Ce n'est pas tout ; les expressions d'une loi doivent toujours être entendues dans leur sens naturel. Or, je le demande, les mots « chaque jour de retard » n'indiquent-ils pas clairement le sens qu'il faut leur donner ? L'interprétation admise par les cours d'appel tend à attribuer aux expressions dont il s'agit un sens forcé, une portée contraire à la signification naturelle des mots, et sous ce rapport encore elle ne me paraît pas admissible.
Il y a plus, le système que nous combattons est contraire aux premiers principes du droit. L'éditeur qui n'a pas inséré la réponse au jour déterminé par la loi est en retard de remplir ses obligations. Or, cette demeure légale continue d'exister jusqu'au moment où l'obligation est remplie : elle existe donc à chaque instant jusqu'à ce que l'éditeur pose un fait qui la fasse cesser.
En conséquence on conçoit l'amende par chaque jour de retard, parce que la demeure une fois encourue subsiste chacun des jours qui s'écoulent entre le jour où l'insertion devait avoir lieu et celui où elle a réellement en lieu. Cette demeure, pour me servir des expressions légales, ne peut être arrêtée que par un fait du contrevenant. Sous ce rapport le système des cours d appel de Liège et de Bruxelles n'est pas juridique.
Il est d'ailleurs repoussé par l'esprit de la loi. Qu'a voulu le législateur ? Comminer une peine afin que le préjudice moral qu'éprouve la société entière par l'atteinte portée aux droits de l'un de ses membres, préjudice qui s'accroît chaque jour, soit réparé efficacement.
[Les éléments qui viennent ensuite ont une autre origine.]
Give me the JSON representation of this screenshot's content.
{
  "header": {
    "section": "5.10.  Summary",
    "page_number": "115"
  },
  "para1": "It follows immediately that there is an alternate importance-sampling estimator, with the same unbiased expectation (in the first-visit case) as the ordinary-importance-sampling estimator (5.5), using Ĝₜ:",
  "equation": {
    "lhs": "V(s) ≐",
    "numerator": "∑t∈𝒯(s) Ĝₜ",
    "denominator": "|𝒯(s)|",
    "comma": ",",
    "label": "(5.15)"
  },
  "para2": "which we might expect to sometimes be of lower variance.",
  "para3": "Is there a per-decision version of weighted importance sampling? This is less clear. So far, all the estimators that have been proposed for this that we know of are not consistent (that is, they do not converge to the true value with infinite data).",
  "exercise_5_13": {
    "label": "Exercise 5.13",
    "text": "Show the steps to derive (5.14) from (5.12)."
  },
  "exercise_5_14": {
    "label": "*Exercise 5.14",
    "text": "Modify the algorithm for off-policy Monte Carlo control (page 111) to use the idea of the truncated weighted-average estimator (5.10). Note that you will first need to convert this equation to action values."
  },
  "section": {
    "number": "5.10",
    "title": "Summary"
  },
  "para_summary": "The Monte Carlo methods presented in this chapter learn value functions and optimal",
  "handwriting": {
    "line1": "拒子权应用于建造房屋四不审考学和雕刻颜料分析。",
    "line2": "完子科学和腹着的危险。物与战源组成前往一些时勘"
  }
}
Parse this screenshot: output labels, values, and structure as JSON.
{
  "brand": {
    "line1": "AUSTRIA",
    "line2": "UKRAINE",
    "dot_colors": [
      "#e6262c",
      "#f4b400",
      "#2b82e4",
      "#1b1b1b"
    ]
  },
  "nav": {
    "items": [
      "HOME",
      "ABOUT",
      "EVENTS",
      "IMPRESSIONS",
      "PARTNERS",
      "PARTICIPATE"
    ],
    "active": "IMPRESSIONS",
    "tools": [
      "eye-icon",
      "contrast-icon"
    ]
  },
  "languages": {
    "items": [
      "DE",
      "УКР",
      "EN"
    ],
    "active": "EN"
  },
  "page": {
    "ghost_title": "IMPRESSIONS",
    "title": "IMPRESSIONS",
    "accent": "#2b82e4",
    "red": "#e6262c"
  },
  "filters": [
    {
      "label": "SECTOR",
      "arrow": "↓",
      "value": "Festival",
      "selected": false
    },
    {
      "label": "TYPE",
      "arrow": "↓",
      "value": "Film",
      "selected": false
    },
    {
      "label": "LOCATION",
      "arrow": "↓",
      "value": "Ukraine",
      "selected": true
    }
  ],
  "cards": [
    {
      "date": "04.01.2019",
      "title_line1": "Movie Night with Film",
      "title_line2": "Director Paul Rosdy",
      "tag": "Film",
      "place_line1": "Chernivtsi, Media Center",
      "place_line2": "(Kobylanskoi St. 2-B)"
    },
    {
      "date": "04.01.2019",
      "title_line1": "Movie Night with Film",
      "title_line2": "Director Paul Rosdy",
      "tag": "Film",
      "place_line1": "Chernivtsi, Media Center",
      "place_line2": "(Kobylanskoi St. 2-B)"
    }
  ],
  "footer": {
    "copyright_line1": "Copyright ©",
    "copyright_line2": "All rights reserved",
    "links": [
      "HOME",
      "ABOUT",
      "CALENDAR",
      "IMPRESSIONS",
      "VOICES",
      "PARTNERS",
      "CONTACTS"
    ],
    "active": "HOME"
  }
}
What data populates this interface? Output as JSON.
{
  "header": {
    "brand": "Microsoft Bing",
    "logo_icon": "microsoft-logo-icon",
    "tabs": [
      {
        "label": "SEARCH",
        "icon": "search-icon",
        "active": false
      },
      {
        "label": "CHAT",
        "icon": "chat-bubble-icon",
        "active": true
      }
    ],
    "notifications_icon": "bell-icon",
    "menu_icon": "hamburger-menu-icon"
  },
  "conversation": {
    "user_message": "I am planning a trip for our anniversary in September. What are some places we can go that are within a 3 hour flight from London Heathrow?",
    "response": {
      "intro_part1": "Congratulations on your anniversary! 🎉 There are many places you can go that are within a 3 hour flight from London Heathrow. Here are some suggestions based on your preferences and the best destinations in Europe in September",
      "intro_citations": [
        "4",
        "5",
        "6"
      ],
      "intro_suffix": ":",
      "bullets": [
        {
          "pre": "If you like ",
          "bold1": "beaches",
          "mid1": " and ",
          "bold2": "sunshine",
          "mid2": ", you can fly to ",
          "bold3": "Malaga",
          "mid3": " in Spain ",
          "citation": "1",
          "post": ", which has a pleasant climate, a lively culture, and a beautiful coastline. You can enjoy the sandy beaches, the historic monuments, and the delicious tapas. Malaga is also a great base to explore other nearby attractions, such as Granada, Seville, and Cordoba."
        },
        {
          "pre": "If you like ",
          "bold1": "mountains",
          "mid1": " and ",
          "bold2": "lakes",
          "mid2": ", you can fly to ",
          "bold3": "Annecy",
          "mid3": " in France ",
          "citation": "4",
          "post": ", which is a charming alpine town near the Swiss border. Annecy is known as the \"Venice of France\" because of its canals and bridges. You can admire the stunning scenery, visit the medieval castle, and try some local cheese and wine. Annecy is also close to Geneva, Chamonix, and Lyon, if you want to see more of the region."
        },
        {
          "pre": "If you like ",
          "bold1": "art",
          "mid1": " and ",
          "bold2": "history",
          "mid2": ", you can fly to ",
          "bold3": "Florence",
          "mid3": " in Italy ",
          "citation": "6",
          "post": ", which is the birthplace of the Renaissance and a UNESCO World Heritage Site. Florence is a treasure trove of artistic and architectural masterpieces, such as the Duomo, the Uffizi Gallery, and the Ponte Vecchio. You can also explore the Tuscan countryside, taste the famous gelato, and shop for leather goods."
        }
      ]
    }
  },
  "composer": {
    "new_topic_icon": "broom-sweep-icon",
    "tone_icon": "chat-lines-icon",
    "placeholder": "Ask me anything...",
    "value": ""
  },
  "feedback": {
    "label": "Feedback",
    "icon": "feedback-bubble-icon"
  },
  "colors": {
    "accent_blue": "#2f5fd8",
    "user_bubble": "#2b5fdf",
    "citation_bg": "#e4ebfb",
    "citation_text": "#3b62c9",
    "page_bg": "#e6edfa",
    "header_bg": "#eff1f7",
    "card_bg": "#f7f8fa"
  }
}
Or, du moment que l'éditeur est en retard de remplir l'obligation légale, l'ordre public est lésé à chaque instant et le préjudice ne cesse d'exister jusqu'au moment où l'obligation est remplie. En conséquence l'amende, qui forme la réparation du tort moral résultant du délit, est encourue par chaque jour de retard, parce que, non seulement le préjudice causé au citoyen lésé s'accroît chaque jour par le fait volontaire de l'éditeur, nonobstant la non-publication du journal, mais il en est de même du dommage moral qu'éprouve l'ordre public par suite du délit.
Ajoutez à cela qu'il est contraire aux principes de suspendre les effets d'une demeure encourue, alors que le délinquant n'a posé aucun acte pour faire cesser les conséquences d'un retard qui se perpétue jusqu'au moment où il a été satisfait aux prescriptions de la loi.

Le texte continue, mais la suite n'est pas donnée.